In this post I want to talk a bit about plot because plot creates a basic framework for story and will govern things like the types of characters we need to people the story, the types of experiences they have had in their lifetimes, and similar things.
Romance novels have specific things that readers expect to find in a fairly specific order within their pages. The same is true for domestic discipline stories with a romantic relationship focus. We are not going to cover all of these in this post as the list is too long but we are going to talk about two main elements that readers of romance are looking for early in the story and that serve a functional purpose early in a romance novel.
One of the first things that happens in a romance novel is that the hero and heroine (or heroes and heroine, or hero and hero, or heroine and heroine, or other combination) meet.
At this point in the story two things come into play…underlying attraction which is often physical in nature, and either direct conflict or the seeds of a conflict that will be developed.
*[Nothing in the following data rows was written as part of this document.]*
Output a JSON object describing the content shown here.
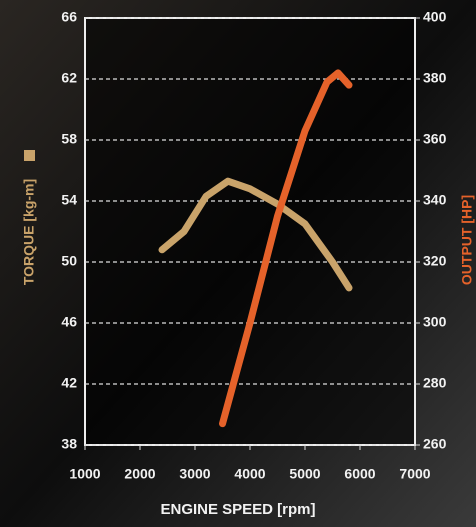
{
  "chart_data": {
    "type": "line",
    "xlabel": "ENGINE SPEED [rpm]",
    "ylabel": "TORQUE [kg-m]",
    "y2label": "OUTPUT [HP]",
    "xlim": [
      1000,
      7000
    ],
    "xticks": [
      1000,
      2000,
      3000,
      4000,
      5000,
      6000,
      7000
    ],
    "ylim": [
      38,
      66
    ],
    "yticks": [
      38,
      42,
      46,
      50,
      54,
      58,
      62,
      66
    ],
    "y2lim": [
      260,
      400
    ],
    "y2ticks": [
      260,
      280,
      300,
      320,
      340,
      360,
      380,
      400
    ],
    "grid": true,
    "series": [
      {
        "name": "TORQUE",
        "color": "#c9a36a",
        "axis": "y",
        "x": [
          2400,
          2800,
          3200,
          3600,
          4000,
          4500,
          5000,
          5500,
          5800
        ],
        "values": [
          50.8,
          52,
          54.3,
          55.3,
          54.8,
          53.8,
          52.5,
          50,
          48.3
        ]
      },
      {
        "name": "OUTPUT",
        "color": "#e5622a",
        "axis": "y2",
        "x": [
          3500,
          4000,
          4500,
          5000,
          5400,
          5600,
          5800
        ],
        "values": [
          267,
          300,
          335,
          363,
          379,
          382,
          378
        ]
      }
    ]
  }
}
One could think of this as just a plot point but any time you have a plot point you also have elements of character that come into it. Plot and character are tied together. Think strands of that rough, twiney, sisal rope. The strands are tightly twisted together to make the rope. Plot and character are similar. The two are twisted tightly together to form story.
So as we are thinking about early novels where the characters first meet, we need to think about a couple of things. First, we need to think about what is going to provide underlying attraction. We also need to think about conflict and what is going to propel these characters away from each other and away from happy ever after.
The characters need to be both attracted to each other and simultaneously repelled.
Being repelled can happen at a personal level as in the hero doesn’t like the heroine because he thinks she’s a bubble headed airhead who gets by on her long legs and ample cleavage.
Conflict and seeds of conflict can also work at the relationship level. As in the hero doesn’t want a relationship with ANYONE.
Conflict and seeds of conflict can exist on the level of the specific character stands in the way or has in the past stood in the way of attaining other goals. For example the hero who is friends with the heroine’s father stands in the way preventing the heroine from taking over the running of the family ranch.
Any of these types of scenarios can work to provide the necessary conflict or seeds of conflict necessary at the point where the characters meet or reunite.
When thinking about the scene in which the characters first meet I would begin by asking:
What events bring the characters into each other’s lives at this point?
What attracts each character to the other character? Why is each character attracted to what they are attracted to?
What repels each character either about the other character or about relationships in general?
What incidents in the character’s history contribute to the character being repelled by the character or by relationships in general?
What incidents in the character’s history contribute to the character being attracted by the character or by relationships in general?
This is obviously not enough character development for the novel as a whole…but it is a starting point. This series of posts we’re working from the ground up and developing a basic framework for story.
At this point I just want you to think about the pieces of character that you need to make the scene where the hero and heroine meet for the first time work. Those things are the ones above. Once we know the bigger pieces we can always come back and fill in smaller details.